It’s a snowy Monday night, and I’m still recovering from National Novel Writing Month. I wrote 85K words of novel draft alongside an estimated 10-15K words of blog posts (posting every day adds up fast). So we’re looking at a likely 100,000 words written in November (certainly if I add in other nonfictional writing tasks). I think that’s where it starts getting real. It’s right at the edge of what I can pull off, physically and mentally, alongside a day job that demands my full attention when I’m there.
I’m still on track to be turning over my draft NaNo novel to my beta-readers by January 1. I’m still finishing it (at the much-reduced rate of 700-1000 words/day), but the holes to be filled in aren’t that large. Certain plot threads continue to flap loose in the wind, but they’d have done that if I’d finished on November 30. There’s just too much spontaneous generation in a novel written this fast.
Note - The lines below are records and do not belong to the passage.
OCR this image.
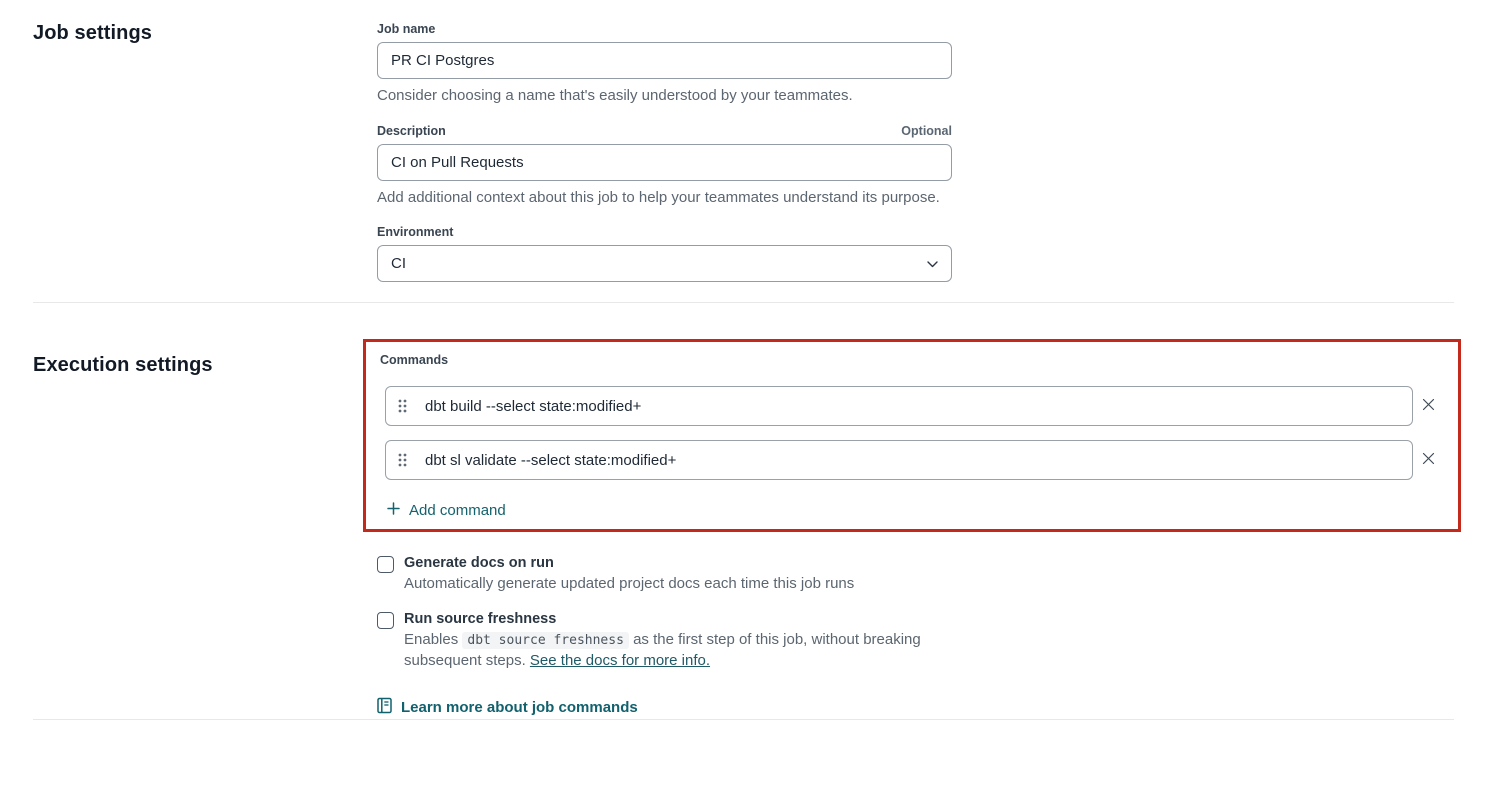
Job settings	Job name
PR CI Postgres

Consider choosing a name that's easily understood by your teammates.

Description	Optional
CI on Pull Requests

Add additional context about this job to help your teammates understand its purpose.

Environment
CI
Execution settings	Commands
dbt build --select state:modified+
dbt sl validate --select state:modified+
Add command
Generate docs on run
Automatically generate updated project docs each time this job runs
Run source freshness
Enables dbt source freshness as the first step of this job, without breaking subsequent steps. See the docs for more info.
Learn more about job commands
I’m working on the perfectionism, really I am.
When I finish the draft, I’m going to take out the knife and do some preliminary trimming, and then I’m going to write the Known Issues list that I keep in reserve to compare my ruthless first-pass assessment with the responses of the beta readers. What I’m learning is that my instincts are pretty good, but the second set of eyes is still necessary. Outside readers have found interesting patterns that completely eluded me, be it nice little thematic twists, or recurring imagery, or books that came to mind… in some cases, books I hadn’t read. I always learn from my beta readers.
Now for some more words, and then to bed.